One choice that is inoffensive enough but somewhat puzzling is Broken Sword, included as the sole ambassador for trad adventure games (there are no LucasArts games on the list). Of course with only 50 places available, there are plenty of entire developers’ ouevres (and thanks to the focus on ease of availability, entire platforms) that have been overlooked. There’s no Sonic, Castlevania or Metroid. Nothing from Id, Bullfrog or Sensible. In a couple of instances the authors cheekily bend their own rules, including Bangai-O and the original Out Run (an absolutely worthy choice, but good luck finding a hydraulic cabinet to play it properly).

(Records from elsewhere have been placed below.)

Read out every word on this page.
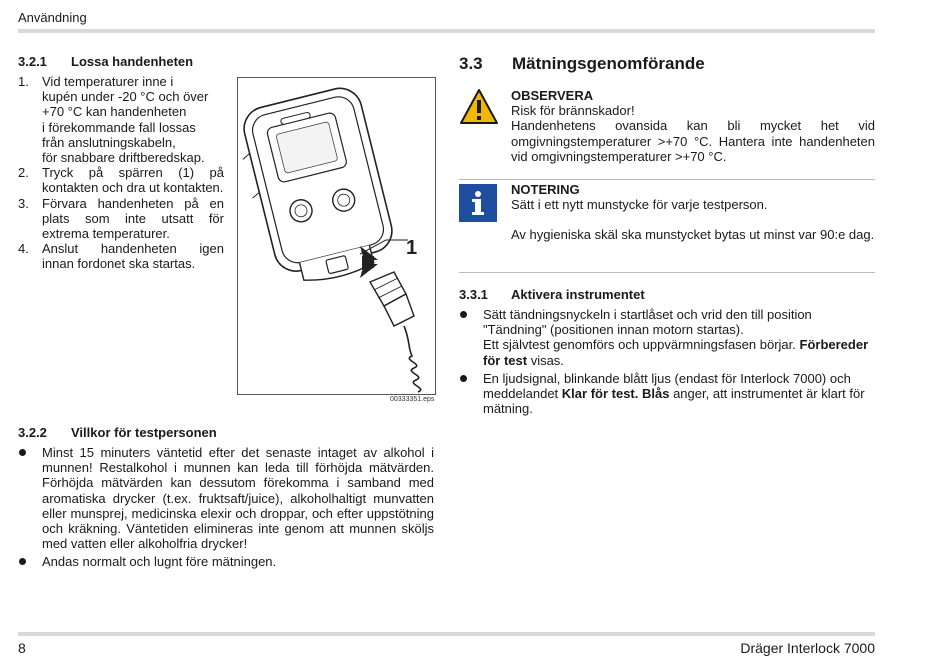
Användning
3.2.1 Lossa handenheten
1. Vid temperaturer inne i

kupén under -20 °C och över

+70 °C kan handenheten

i förekommande fall lossas

från anslutningskabeln,

för snabbare driftberedskap.

2. Tryck på spärren (1) på

kontakten och dra ut kontakten.

3. Förvara handenheten på en

plats som inte utsatt för

extrema temperaturer.

4. Anslut handenheten igen

innan fordonet ska startas.

1
00333351.eps
3.2.2 Villkor för testpersonen

Minst 15 minuters väntetid efter det senaste intaget av alkohol i munnen! Restalkohol i munnen kan leda till förhöjda mätvärden. Förhöjda mätvärden kan dessutom förekomma i samband med aromatiska drycker (t.ex. fruktsaft/juice), alkoholhaltigt munvatten eller munsprej, medicinska elexir och droppar, och efter uppstötning och kräkning. Väntetiden elimineras inte genom att munnen sköljs med vatten eller alkoholfria drycker!

Andas normalt och lugnt före mätningen.

3.3 Mätningsgenomförande

OBSERVERA

Risk för brännskador!

Handenhetens ovansida kan bli mycket het vid omgivningstemperaturer >+70 °C. Hantera inte handenheten vid omgivningstemperaturer >+70 °C.

NOTERING

Sätt i ett nytt munstycke för varje testperson.

Av hygieniska skäl ska munstycket bytas ut minst var 90:e dag.

3.3.1 Aktivera instrumentet

Sätt tändningsnyckeln i startlåset och vrid den till position "Tändning" (positionen innan motorn startas).

Ett självtest genomförs och uppvärmningsfasen börjar. Förbereder för test visas.

En ljudsignal, blinkande blått ljus (endast för Interlock 7000) och meddelandet Klar för test. Blås anger, att instrumentet är klart för mätning.

8	Dräger Interlock 7000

Putting aside criticisms of the authors’ personal taste, the quality of the writing is commendable. Adopting a conversational style that is enthusiastic, lucid and informative, it manages to succinctly summarise each game without over-generalising or patronising the reader. Some of the older games (on which there’s little to say that everyone doesn’t know already) get slightly sloppy and disinterested writeups, and the feeble attempts at humour (as anyone familiar with the authors’ previous work will be unsurprised to learn) tend to be irritating, yet are mercifully rare.

Game On! convincingly achieves its stated goals, and although it might be seen as redundant to anyone familiar with the featured games, I wouldn’t hesitate to recommend it as a fine starting point for the game-curious. Someone should send Boris Johnson a copy.

Character Design for Mobile Devices
Lawrence “NGFman” Wright
Rotovision, £29.99
ISBN: 978-2940361120

Don’t be fooled by the title – this book is essentially an excuse to geek out on a load of pixel art from various handheld and mobile formats. The decision to present the book as some sort of sober, instructional handbook on pixel art appears to have been taken at the behest of the book’s publisher.

A wealth of material is included. The challenges of producing graphics for mobile phone games are discussed (although only examples from a tiny handful of studios is featured). There are also extensive sections dedicated to a wide range of handhelds (including the Neo Geo Pocket Color, Bandai Wonderswan and Sega Game Gear), “sprite histories” for long-running, platform-spanning 2D game series such as Sonic, Mario and Castlevania, and interviews and profiles of several prolific commercial pixel artists (including the surprisingly under-recognised Henk Nieborg – although, overall, most of the artwork featured is of Japanese origin).

At the original pricepoint (£29.99) this book was rather hard to justify purchasing, when you consider that most of the imagery is available online and that there’s only so much that can be said about the minutiae of creating pixel graphics and the tricks used to give the suggestion of more detail. I’d advise checking it out first hand before splashing the cash, unless you can’t get enough of this stuff (and have an eboy bedspread).

The Video Games Guide
Matt Fox
Boxtree, £16.99
ISBN: 978-0752226255

Five minutes flicking through this book was enough to know that it should be avoided. It’s an extraordinarily incompetent attempt to create a Halliwell-style guide to games, an ambitious and worthwhile objective which is frustrated somewhat by the fact that whereas Halliwell’s Film Guide boasts 23,000 entries selected by a staff of editors and contributors, “The Video Games Guide” contains fewer than 1,000 entries, selected in stream of consciousness fashion by one guy who nobody has ever heard of.

The paucity of material is emphasised by the space-wasting layout (where even a redirection entry takes up roughly one eighth of a page), and waffling, anecdotal descriptive prose which manages to be impressively obtuse (for example the entry on Pong avoids any use of the word “tennis”). It’s hardly worth pointing out that the book lacks an adequate system of notation for indicating platforms, developers, publishers, alternate titles or any other reference data.

As a result of these shortcomings, whether by intention or simply through lack of ability, the Guide comes across as a cynical cash-in squarely aimed at nostalgia-blinded lapsed gamers. Unfortunately, at the moment it’s the only book of its kind available (apart from the Digital Press guides, which are closer to collector’s catalogues than review guides).